Comment le Gouvernement veut-il maintenant exécuter son programme ?

D’abord, il veut faire de cet IHTP un centre interdisciplinaire de l’Université du Luxembourg. Il prend donc l’option de l’intégrer à l’Université. Cette option n’est pas satisfaisante, étant donné l’autonomie de l’Université qui décide seule la recherche qu’elle fait et le personnel qu’elle engage à cette fin. Or, la société luxembourgeoise a en l’occurrence une demande bien précise en matière de recherche sur son histoire à laquelle se consacrent depuis des années des universitaires, mais aussi des chercheurs indépendants. Il n’est pas évident qu’ils seront impliqués dans les nouveaux projets de recherche qui resteront la chasse gardée de certains universitaires, et ce sera dommage.

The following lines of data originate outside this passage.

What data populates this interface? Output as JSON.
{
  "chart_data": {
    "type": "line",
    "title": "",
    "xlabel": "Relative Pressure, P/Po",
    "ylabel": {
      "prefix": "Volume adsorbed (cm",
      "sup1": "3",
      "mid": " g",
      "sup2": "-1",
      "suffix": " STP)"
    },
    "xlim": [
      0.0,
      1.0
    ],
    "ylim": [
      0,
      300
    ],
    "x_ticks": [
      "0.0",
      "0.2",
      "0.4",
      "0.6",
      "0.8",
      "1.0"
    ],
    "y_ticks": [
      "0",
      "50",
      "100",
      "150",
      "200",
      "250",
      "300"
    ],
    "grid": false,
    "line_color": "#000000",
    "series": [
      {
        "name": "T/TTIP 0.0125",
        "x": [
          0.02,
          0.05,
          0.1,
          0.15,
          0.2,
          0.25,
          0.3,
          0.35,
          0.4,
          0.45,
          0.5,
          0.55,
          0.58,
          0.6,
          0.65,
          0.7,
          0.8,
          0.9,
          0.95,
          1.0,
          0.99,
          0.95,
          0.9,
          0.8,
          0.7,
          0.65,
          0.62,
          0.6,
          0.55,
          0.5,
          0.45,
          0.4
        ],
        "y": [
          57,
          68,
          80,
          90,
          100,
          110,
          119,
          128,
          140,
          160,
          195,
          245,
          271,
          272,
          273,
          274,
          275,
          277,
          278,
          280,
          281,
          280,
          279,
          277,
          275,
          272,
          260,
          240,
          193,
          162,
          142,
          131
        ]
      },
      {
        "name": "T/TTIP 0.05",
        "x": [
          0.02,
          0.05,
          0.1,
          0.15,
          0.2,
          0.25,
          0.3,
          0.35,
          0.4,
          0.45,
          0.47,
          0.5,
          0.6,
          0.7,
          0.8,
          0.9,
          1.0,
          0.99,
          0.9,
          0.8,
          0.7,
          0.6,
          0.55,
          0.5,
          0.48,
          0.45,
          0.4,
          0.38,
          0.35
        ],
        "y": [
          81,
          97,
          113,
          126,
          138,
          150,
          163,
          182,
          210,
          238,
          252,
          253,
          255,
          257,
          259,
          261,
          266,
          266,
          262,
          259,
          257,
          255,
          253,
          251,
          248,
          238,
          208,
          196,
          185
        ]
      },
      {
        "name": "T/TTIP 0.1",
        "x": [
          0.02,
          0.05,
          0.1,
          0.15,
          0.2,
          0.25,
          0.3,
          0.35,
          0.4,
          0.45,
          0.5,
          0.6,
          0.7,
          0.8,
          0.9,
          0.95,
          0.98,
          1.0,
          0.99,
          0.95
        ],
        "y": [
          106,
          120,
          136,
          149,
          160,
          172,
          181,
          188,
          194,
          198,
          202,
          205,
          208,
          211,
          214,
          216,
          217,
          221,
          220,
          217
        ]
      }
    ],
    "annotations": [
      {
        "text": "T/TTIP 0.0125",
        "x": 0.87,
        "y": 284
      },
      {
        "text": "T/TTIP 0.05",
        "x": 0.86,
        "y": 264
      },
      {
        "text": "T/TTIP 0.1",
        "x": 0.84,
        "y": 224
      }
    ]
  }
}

Ensuite l’instrument du centre interdisciplinaire. La loi du 12 août 2003 portant création de l’Université a prévu trois facultés et trois centres interdisciplinaires au plus (il y en a déjà deux, ceci sera donc le dernier). L’idée du législateur était de dépasser le caractère artificiel du découpage du savoir en facultés traditionnelles en permettant de travailler sur des thématiques transversales. L’article 16 de la loi indique que « le centre interdisciplinaire regroupe des enseignements et des recherches sur des thématiques transversales à plusieurs disciplines. Il favorise les approches novatrices et des perspectives nouvelles ».

Ce même article prévoit la procédure pour arriver à un tel centre, étant donné l’autonomie de l’Université. Rien dans la communication gouvernementale n’indique si cette procédure a été respectée et ce qu’en pense par exemple le conseil de gouvernance. Quant au nerf de la guerre, l’article 16 indique que « le centre interdisciplinaire dispose d’un budget alimenté par le budget global de l’Université ainsi que par des apports externes transitant par le budget global de l’Université ». Que va-t-il en coûter à l’État, à l’Université, et comment se fait-il que celle-ci, après tant de lamentations sur son budget de crise, trouve soudain l’argent dans ses fonds pour un Centre interdisciplinaire ?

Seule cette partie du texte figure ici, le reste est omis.